Tie Certain Discounts to Slow Season or to Boost Sales With an Expiration Date
We all have bills, and with competition getting stiffer and costs getting higher, we may be tempted to offer discounts to boost sales. This should be done very sparingly. If you discount high and/or often, customers start to learn your rhythms and may sense desperation. They may also wait to book when they predict you will be discounting or giving things away for free.
- January is typically a slower season for most rental companies, and events as a whole. If you can avoid it, try to not to discount, but if you feel it will gain some customer appreciation and drive some sales– this might be the time in the season to do so. You can also lower minimum order rates during slow seasons if you don’t want to outright discount.
- Another strategy is to market the product when prices are getting raised. You may encourage customers to book with the current price before they go up, which is similar to a discount. There should be an expiration on this though, such as before the end of the year, or before summer if you have a price hike you historically implement.
- You may also have some new inventory you aren’t sure when it will rent, or if it will rent often. You could offer a temporary discount for a new, unpredictable product. Be careful not to do this with every new product, but if you need to stimulate sales, crunch the numbers and see if a higher volume in rentals will translate to costs being covered and ultimately, eventual profits.
- Alternatively, you may find some products are not renting much. Give it one last go with a discount before tossing it or selling. You might need to evaluate its rentability at the end. Make sure to check your data in Goodshuffle Pro to see how products are weathering. It may be on the Dashboard, or under each item in Inventory.

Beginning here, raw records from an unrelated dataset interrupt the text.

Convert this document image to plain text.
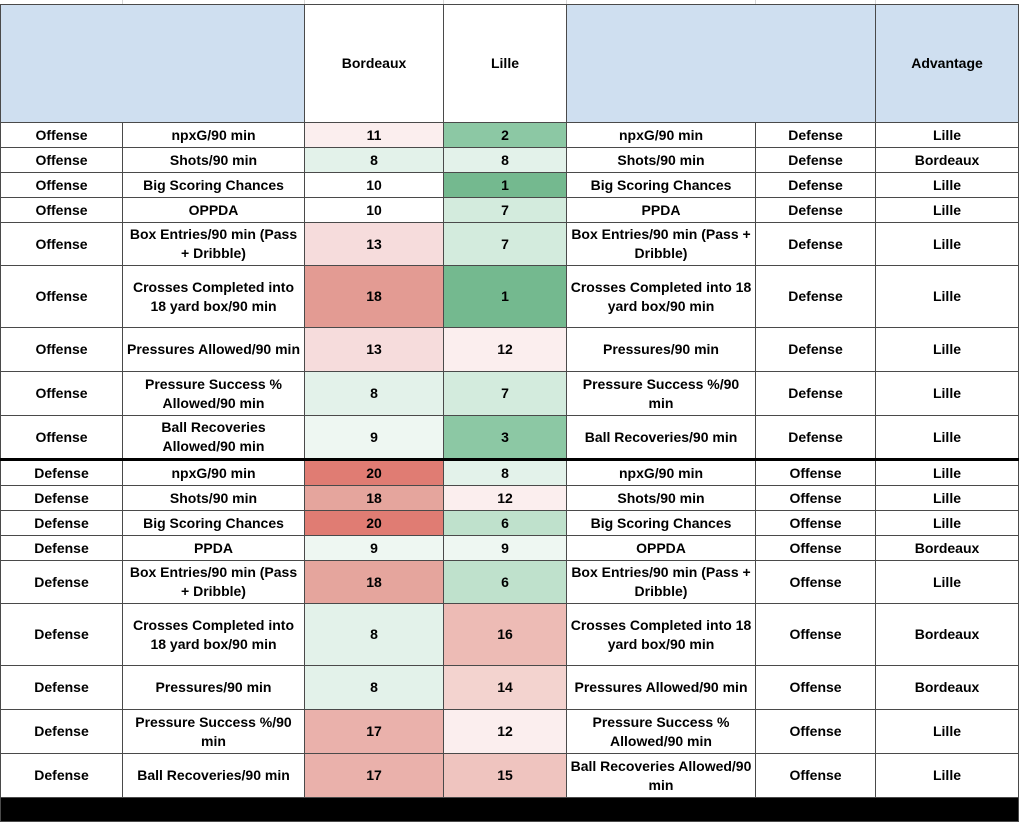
		Bordeaux	Lille			Advantage
Offense	npxG/90 min	11	2	npxG/90 min	Defense	Lille
Offense	Shots/90 min	8	8	Shots/90 min	Defense	Bordeaux
Offense	Big Scoring Chances	10	1	Big Scoring Chances	Defense	Lille
Offense	OPPDA	10	7	PPDA	Defense	Lille
Offense	Box Entries/90 min (Pass + Dribble)	13	7	Box Entries/90 min (Pass + Dribble)	Defense	Lille
Offense	Crosses Completed into 18 yard box/90 min	18	1	Crosses Completed into 18 yard box/90 min	Defense	Lille
Offense	Pressures Allowed/90 min	13	12	Pressures/90 min	Defense	Lille
Offense	Pressure Success % Allowed/90 min	8	7	Pressure Success %/90 min	Defense	Lille
Offense	Ball Recoveries Allowed/90 min	9	3	Ball Recoveries/90 min	Defense	Lille
Defense	npxG/90 min	20	8	npxG/90 min	Offense	Lille
Defense	Shots/90 min	18	12	Shots/90 min	Offense	Lille
Defense	Big Scoring Chances	20	6	Big Scoring Chances	Offense	Lille
Defense	PPDA	9	9	OPPDA	Offense	Bordeaux
Defense	Box Entries/90 min (Pass + Dribble)	18	6	Box Entries/90 min (Pass + Dribble)	Offense	Lille
Defense	Crosses Completed into 18 yard box/90 min	8	16	Crosses Completed into 18 yard box/90 min	Offense	Bordeaux
Defense	Pressures/90 min	8	14	Pressures Allowed/90 min	Offense	Bordeaux
Defense	Pressure Success %/90 min	17	12	Pressure Success % Allowed/90 min	Offense	Lille
Defense	Ball Recoveries/90 min	17	15	Ball Recoveries Allowed/90 min	Offense	Lille
Data provided from fbref.com, understat.com, and infogol.net						
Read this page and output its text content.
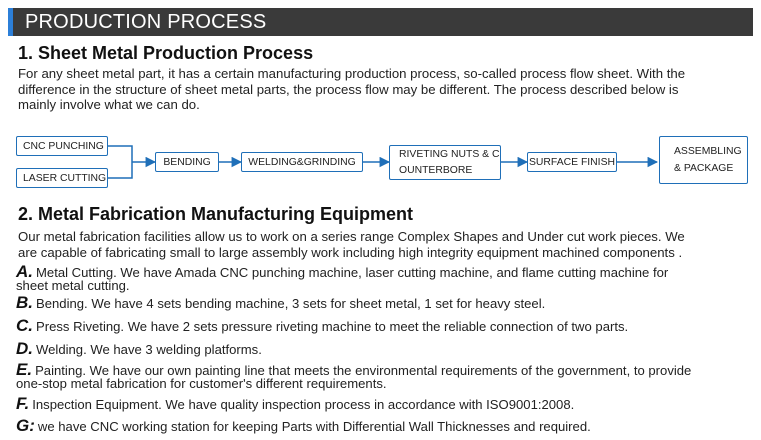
PRODUCTION PROCESS
1. Sheet Metal Production Process

For any sheet metal part, it has a certain manufacturing production process, so-called process flow sheet. With the
difference in the structure of sheet metal parts, the process flow may be different. The process described below is
mainly involve what we can do.

CNC PUNCHING
LASER CUTTING
BENDING	WELDING&GRINDING
RIVETING NUTS & C
OUNTERBORE
SURFACE FINISH
ASSEMBLING
& PACKAGE
2. Metal Fabrication Manufacturing Equipment

Our metal fabrication facilities allow us to work on a series range Complex Shapes and Under cut work pieces. We
are capable of fabricating small to large assembly work including high integrity equipment machined components .

A. Metal Cutting. We have Amada CNC punching machine, laser cutting machine, and flame cutting machine for
sheet metal cutting.
B. Bending. We have 4 sets bending machine, 3 sets for sheet metal, 1 set for heavy steel.
C. Press Riveting. We have 2 sets pressure riveting machine to meet the reliable connection of two parts.
D. Welding. We have 3 welding platforms.
E. Painting. We have our own painting line that meets the environmental requirements of the government, to provide
one-stop metal fabrication for customer's different requirements.
F. Inspection Equipment. We have quality inspection process in accordance with ISO9001:2008.
G: we have CNC working station for keeping Parts with Differential Wall Thicknesses and required.
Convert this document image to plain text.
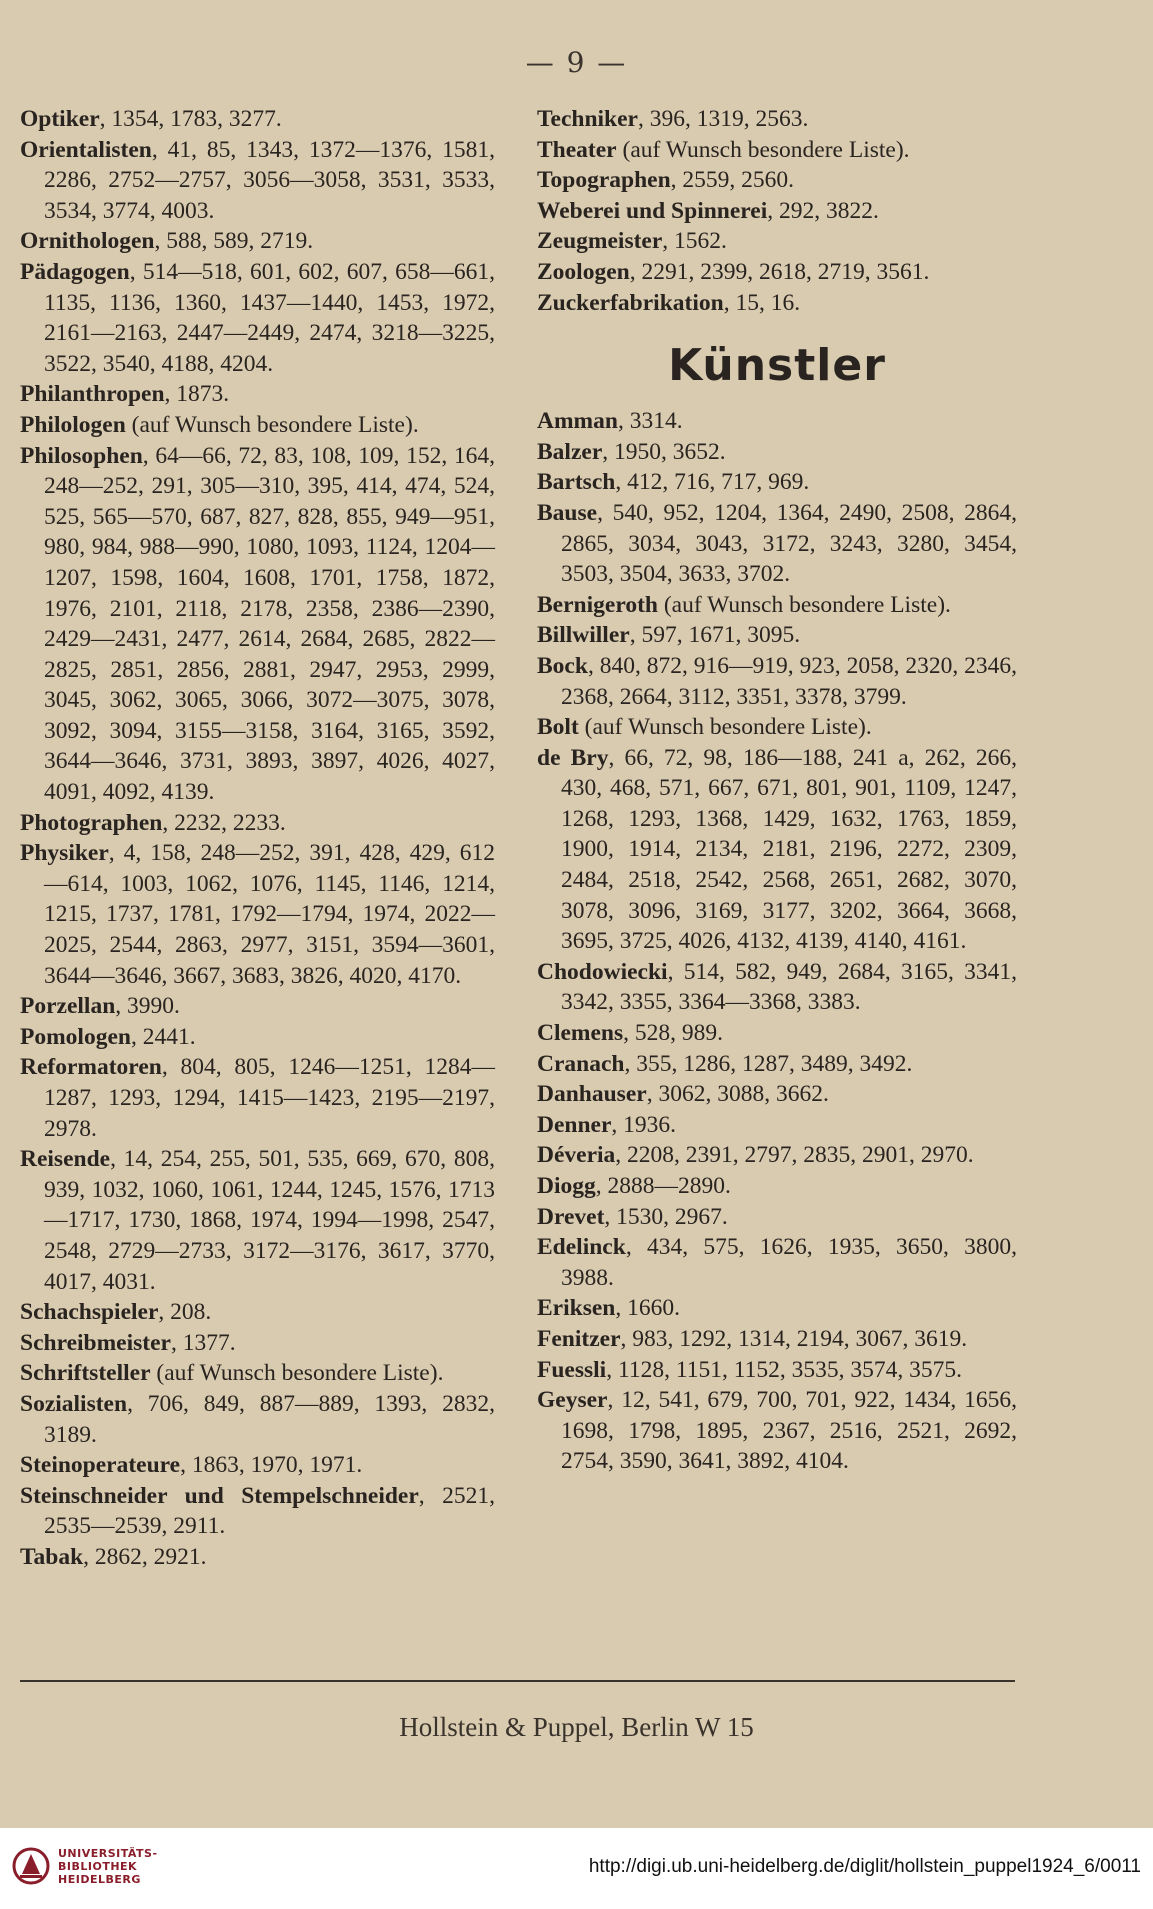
— 9 —
Optiker, 1354, 1783, 3277.
Orientalisten, 41, 85, 1343, 1372—1376, 1581, 2286, 2752—2757, 3056—3058, 3531, 3533, 3534, 3774, 4003.
Ornithologen, 588, 589, 2719.
Pädagogen, 514—518, 601, 602, 607, 658—661, 1135, 1136, 1360, 1437—1440, 1453, 1972, 2161—2163, 2447—2449, 2474, 3218—3225, 3522, 3540, 4188, 4204.
Philanthropen, 1873.
Philologen (auf Wunsch besondere Liste).
Philosophen, 64—66, 72, 83, 108, 109, 152, 164, 248—252, 291, 305—310, 395, 414, 474, 524, 525, 565—570, 687, 827, 828, 855, 949—951, 980, 984, 988—990, 1080, 1093, 1124, 1204—1207, 1598, 1604, 1608, 1701, 1758, 1872, 1976, 2101, 2118, 2178, 2358, 2386—2390, 2429—2431, 2477, 2614, 2684, 2685, 2822—2825, 2851, 2856, 2881, 2947, 2953, 2999, 3045, 3062, 3065, 3066, 3072—3075, 3078, 3092, 3094, 3155—3158, 3164, 3165, 3592, 3644—3646, 3731, 3893, 3897, 4026, 4027, 4091, 4092, 4139.
Photographen, 2232, 2233.
Physiker, 4, 158, 248—252, 391, 428, 429, 612—614, 1003, 1062, 1076, 1145, 1146, 1214, 1215, 1737, 1781, 1792—1794, 1974, 2022—2025, 2544, 2863, 2977, 3151, 3594—3601, 3644—3646, 3667, 3683, 3826, 4020, 4170.
Porzellan, 3990.
Pomologen, 2441.
Reformatoren, 804, 805, 1246—1251, 1284—1287, 1293, 1294, 1415—1423, 2195—2197, 2978.
Reisende, 14, 254, 255, 501, 535, 669, 670, 808, 939, 1032, 1060, 1061, 1244, 1245, 1576, 1713—1717, 1730, 1868, 1974, 1994—1998, 2547, 2548, 2729—2733, 3172—3176, 3617, 3770, 4017, 4031.
Schachspieler, 208.
Schreibmeister, 1377.
Schriftsteller (auf Wunsch besondere Liste).
Sozialisten, 706, 849, 887—889, 1393, 2832, 3189.
Steinoperateure, 1863, 1970, 1971.
Steinschneider und Stempelschneider, 2521, 2535—2539, 2911.
Tabak, 2862, 2921.
Techniker, 396, 1319, 2563.
Theater (auf Wunsch besondere Liste).
Topographen, 2559, 2560.
Weberei und Spinnerei, 292, 3822.
Zeugmeister, 1562.
Zoologen, 2291, 2399, 2618, 2719, 3561.
Zuckerfabrikation, 15, 16.
Künstler
Amman, 3314.
Balzer, 1950, 3652.
Bartsch, 412, 716, 717, 969.
Bause, 540, 952, 1204, 1364, 2490, 2508, 2864, 2865, 3034, 3043, 3172, 3243, 3280, 3454, 3503, 3504, 3633, 3702.
Bernigeroth (auf Wunsch besondere Liste).
Billwiller, 597, 1671, 3095.
Bock, 840, 872, 916—919, 923, 2058, 2320, 2346, 2368, 2664, 3112, 3351, 3378, 3799.
Bolt (auf Wunsch besondere Liste).
de Bry, 66, 72, 98, 186—188, 241 a, 262, 266, 430, 468, 571, 667, 671, 801, 901, 1109, 1247, 1268, 1293, 1368, 1429, 1632, 1763, 1859, 1900, 1914, 2134, 2181, 2196, 2272, 2309, 2484, 2518, 2542, 2568, 2651, 2682, 3070, 3078, 3096, 3169, 3177, 3202, 3664, 3668, 3695, 3725, 4026, 4132, 4139, 4140, 4161.
Chodowiecki, 514, 582, 949, 2684, 3165, 3341, 3342, 3355, 3364—3368, 3383.
Clemens, 528, 989.
Cranach, 355, 1286, 1287, 3489, 3492.
Danhauser, 3062, 3088, 3662.
Denner, 1936.
Déveria, 2208, 2391, 2797, 2835, 2901, 2970.
Diogg, 2888—2890.
Drevet, 1530, 2967.
Edelinck, 434, 575, 1626, 1935, 3650, 3800, 3988.
Eriksen, 1660.
Fenitzer, 983, 1292, 1314, 2194, 3067, 3619.
Fuessli, 1128, 1151, 1152, 3535, 3574, 3575.
Geyser, 12, 541, 679, 700, 701, 922, 1434, 1656, 1698, 1798, 1895, 2367, 2516, 2521, 2692, 2754, 3590, 3641, 3892, 4104.
Hollstein & Puppel, Berlin W 15
UNIVERSITÄTS-
BIBLIOTHEK
HEIDELBERG
http://digi.ub.uni-heidelberg.de/diglit/hollstein_puppel1924_6/0011
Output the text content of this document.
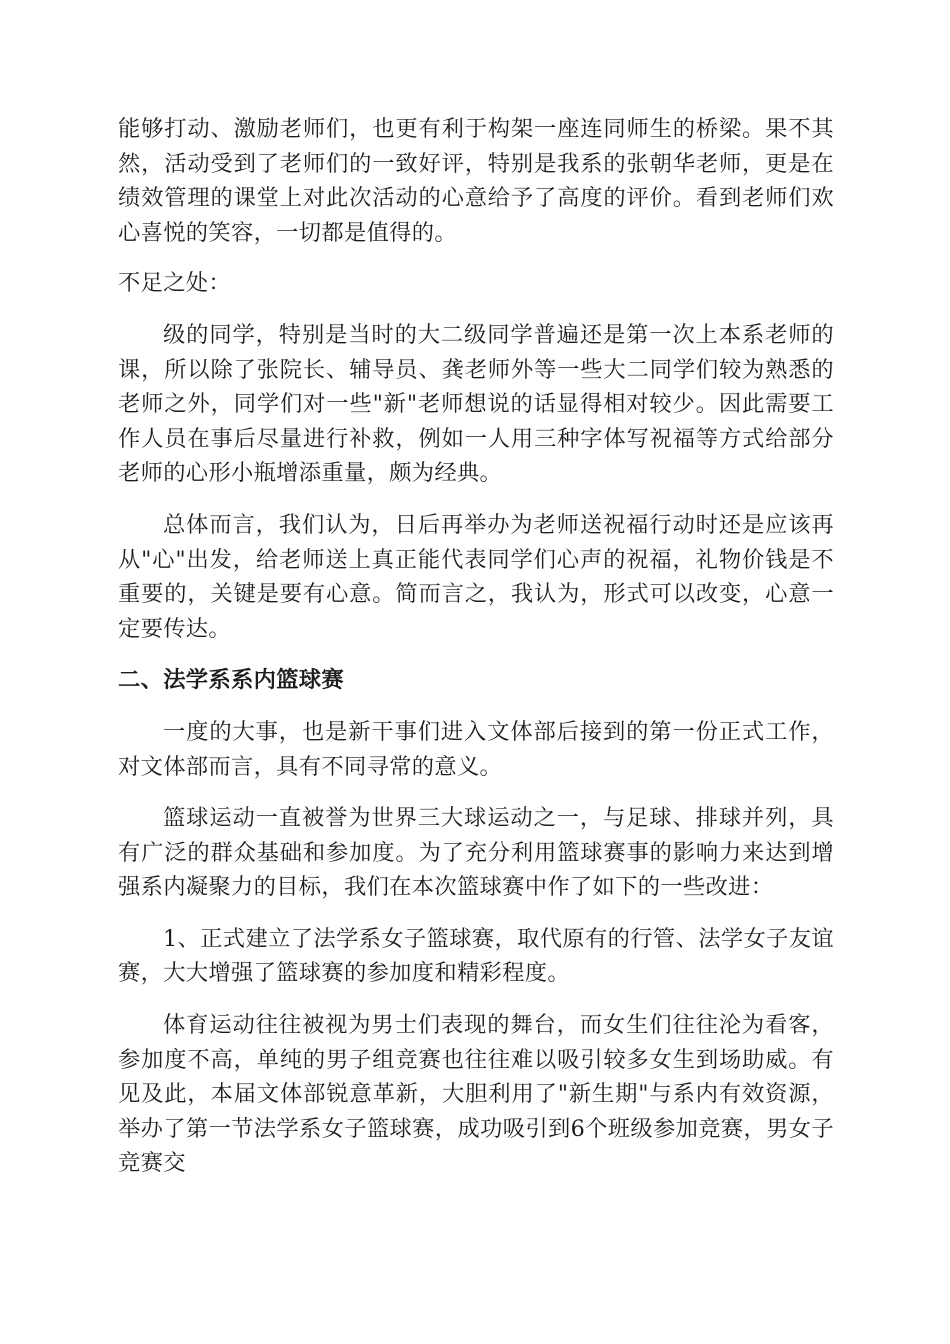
能够打动、激励老师们，也更有利于构架一座连同师生的桥梁。果不其然，活动受到了老师们的一致好评，特别是我系的张朝华老师，更是在绩效管理的课堂上对此次活动的心意给予了高度的评价。看到老师们欢心喜悦的笑容，一切都是值得的。

不足之处：

级的同学，特别是当时的大二级同学普遍还是第一次上本系老师的课，所以除了张院长、辅导员、龚老师外等一些大二同学们较为熟悉的老师之外，同学们对一些"新"老师想说的话显得相对较少。因此需要工作人员在事后尽量进行补救，例如一人用三种字体写祝福等方式给部分老师的心形小瓶增添重量，颇为经典。

总体而言，我们认为，日后再举办为老师送祝福行动时还是应该再从"心"出发，给老师送上真正能代表同学们心声的祝福，礼物价钱是不重要的，关键是要有心意。简而言之，我认为，形式可以改变，心意一定要传达。

二、法学系系内篮球赛

一度的大事，也是新干事们进入文体部后接到的第一份正式工作，对文体部而言，具有不同寻常的意义。

篮球运动一直被誉为世界三大球运动之一，与足球、排球并列，具有广泛的群众基础和参加度。为了充分利用篮球赛事的影响力来达到增强系内凝聚力的目标，我们在本次篮球赛中作了如下的一些改进：

1、正式建立了法学系女子篮球赛，取代原有的行管、法学女子友谊赛，大大增强了篮球赛的参加度和精彩程度。

体育运动往往被视为男士们表现的舞台，而女生们往往沦为看客，参加度不高，单纯的男子组竞赛也往往难以吸引较多女生到场助威。有见及此，本届文体部锐意革新，大胆利用了"新生期"与系内有效资源，举办了第一节法学系女子篮球赛，成功吸引到6个班级参加竞赛，男女子竞赛交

Marking Up and Discounting
Another trick of the trade is creating a mark up in your prices. That way when you do a discount, it’s a price you feel comfortable with fetching no matter what. There really is no loss that way and your customer or preferred vendor feels like they are taking home a win.
Create a discount strategy— it’s one of many strategies event professionals use to grow their business and make their customers happy. Know that you’re well prepared to offer (and avoid!) discounts in the best way for your business, get ready to watch sales and profits increase!